Sunday, May 23, 2010

On "Free"ways and Interstates

A recent reader comment regarding air travel and its subsides and true costs got me thinking about the Interstate Highway System.  The 34th president, Dwight D. Eisenhower, championed the creation of a country-wide system of interconnected multi-lane highways for cars and trucks to get around the country with ease and speed in the mid nineteen fifties, at the height of the car culture boom. 

I have traveled across the country a few times and primarily used these highways as a means of travel.  It is slick.  Fast, strait, bizarrely safe, and seemingly efficient.  But this idea of true costs brings up some points I will address here.

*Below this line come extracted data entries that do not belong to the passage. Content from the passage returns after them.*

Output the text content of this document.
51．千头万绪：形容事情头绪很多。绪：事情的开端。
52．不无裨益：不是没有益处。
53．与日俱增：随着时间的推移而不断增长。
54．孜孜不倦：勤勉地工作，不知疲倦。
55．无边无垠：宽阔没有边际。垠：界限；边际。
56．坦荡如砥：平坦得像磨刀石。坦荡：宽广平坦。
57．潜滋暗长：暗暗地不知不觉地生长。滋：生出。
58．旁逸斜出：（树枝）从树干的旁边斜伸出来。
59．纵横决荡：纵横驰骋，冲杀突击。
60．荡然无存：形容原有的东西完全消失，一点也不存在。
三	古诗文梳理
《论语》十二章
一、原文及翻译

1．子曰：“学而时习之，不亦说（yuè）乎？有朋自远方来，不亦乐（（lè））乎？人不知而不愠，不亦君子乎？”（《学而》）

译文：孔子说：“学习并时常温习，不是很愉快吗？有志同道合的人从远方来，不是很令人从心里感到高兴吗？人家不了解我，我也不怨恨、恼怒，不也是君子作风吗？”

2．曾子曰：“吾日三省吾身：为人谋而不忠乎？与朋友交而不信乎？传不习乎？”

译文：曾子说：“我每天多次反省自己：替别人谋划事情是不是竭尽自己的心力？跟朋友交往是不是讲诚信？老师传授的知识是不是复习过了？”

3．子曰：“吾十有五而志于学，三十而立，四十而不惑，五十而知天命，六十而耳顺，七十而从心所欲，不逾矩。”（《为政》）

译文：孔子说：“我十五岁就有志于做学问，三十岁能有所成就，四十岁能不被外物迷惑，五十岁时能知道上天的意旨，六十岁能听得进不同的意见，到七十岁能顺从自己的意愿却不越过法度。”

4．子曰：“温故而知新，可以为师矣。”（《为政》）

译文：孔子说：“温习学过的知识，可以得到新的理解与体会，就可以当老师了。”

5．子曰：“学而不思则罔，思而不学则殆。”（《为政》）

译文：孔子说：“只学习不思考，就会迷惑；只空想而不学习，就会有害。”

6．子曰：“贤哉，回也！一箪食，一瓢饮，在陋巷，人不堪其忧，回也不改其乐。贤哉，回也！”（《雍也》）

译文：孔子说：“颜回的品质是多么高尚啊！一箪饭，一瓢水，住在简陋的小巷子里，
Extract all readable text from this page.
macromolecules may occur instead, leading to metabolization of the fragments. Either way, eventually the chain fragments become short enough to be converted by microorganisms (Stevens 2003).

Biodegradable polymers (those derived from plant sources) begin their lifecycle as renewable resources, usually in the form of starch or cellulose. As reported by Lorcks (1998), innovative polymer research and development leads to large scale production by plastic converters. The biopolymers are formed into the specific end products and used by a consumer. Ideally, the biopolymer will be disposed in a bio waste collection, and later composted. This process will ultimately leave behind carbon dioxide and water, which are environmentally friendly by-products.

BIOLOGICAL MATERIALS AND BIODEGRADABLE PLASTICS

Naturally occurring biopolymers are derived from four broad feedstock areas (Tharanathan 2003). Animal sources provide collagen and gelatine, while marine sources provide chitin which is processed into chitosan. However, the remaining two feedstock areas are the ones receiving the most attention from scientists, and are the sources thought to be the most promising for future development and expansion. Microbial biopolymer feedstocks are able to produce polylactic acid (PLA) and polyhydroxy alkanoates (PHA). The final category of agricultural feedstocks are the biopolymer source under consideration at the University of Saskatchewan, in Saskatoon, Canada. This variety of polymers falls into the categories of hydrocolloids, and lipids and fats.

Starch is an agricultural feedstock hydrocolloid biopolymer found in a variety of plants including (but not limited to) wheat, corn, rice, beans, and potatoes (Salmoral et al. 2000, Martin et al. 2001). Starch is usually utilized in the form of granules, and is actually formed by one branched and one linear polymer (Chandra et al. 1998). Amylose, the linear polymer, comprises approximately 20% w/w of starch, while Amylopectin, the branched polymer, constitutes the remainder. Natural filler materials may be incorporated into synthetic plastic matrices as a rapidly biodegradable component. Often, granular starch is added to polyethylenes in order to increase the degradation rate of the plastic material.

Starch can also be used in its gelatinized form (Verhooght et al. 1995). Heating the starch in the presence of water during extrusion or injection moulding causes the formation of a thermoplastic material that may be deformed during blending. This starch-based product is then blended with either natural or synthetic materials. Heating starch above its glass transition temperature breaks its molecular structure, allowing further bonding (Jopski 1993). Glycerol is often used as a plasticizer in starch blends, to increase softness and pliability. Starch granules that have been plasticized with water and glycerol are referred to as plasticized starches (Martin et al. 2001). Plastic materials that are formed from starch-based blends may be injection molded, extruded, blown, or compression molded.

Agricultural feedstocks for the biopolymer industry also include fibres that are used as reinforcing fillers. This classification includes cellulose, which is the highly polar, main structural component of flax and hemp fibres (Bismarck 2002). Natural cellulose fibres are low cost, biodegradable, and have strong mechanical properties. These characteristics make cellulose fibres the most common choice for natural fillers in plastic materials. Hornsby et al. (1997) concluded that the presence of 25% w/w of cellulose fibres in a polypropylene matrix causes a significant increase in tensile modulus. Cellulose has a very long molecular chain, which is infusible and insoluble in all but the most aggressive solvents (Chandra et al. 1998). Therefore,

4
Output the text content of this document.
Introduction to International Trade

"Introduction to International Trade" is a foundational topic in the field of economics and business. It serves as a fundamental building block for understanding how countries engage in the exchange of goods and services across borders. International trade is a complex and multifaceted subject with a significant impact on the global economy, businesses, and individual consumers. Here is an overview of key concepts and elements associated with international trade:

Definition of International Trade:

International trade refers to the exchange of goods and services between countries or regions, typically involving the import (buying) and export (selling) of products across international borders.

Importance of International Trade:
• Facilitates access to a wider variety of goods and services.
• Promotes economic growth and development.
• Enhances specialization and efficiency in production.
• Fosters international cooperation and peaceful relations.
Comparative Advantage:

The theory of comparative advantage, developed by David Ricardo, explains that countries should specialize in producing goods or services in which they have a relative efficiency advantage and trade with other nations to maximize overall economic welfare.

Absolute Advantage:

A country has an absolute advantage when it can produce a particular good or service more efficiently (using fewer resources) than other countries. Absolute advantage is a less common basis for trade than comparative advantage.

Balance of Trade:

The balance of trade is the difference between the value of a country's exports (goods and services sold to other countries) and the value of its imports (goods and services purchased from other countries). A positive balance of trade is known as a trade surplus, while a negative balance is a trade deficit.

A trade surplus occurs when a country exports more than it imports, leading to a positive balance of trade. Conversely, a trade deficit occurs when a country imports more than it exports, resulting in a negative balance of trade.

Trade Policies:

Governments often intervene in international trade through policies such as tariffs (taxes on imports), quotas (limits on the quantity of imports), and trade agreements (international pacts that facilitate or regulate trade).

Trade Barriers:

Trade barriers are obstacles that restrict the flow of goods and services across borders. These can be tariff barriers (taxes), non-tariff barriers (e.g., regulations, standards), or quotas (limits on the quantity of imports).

First of all, from a property rights perspective, the creation of this system was atrocious.  Quite a bit of private land was essentially stolen from the owners through the use of Eminent Domain. This is where the government decides that your property is worth more to the group than it is to you, whether it be productive farmland or pristine swampland.

Secondly, and most importantly as far as I am concerned, is the fact that we have essentially subsidized the long haul trucking and oil industry with these highways, which are still federally and state funded.  As a result of these "free" highways, it is more economically efficient for businesses to ship goods with tractor trailer trucks instead of trains.  Trains are astronomically more efficient in terms of energy consumption than individual trucks are at moving tons of material over long distances.  So, instead of letting the market figure out the most efficient way to move goods, the government did, and in doing so, has essentially given trillions of dollars to both the trucking industry and the more insidious oil industry.

Of course it is in the favor of "big oil" to have a system that uses a lot more oil, like big rig trucks, than one that does not, like trains.  I think this is just another example of corporatist government interventions into the decisions of the market which have resulted in the hiding of countless "true costs."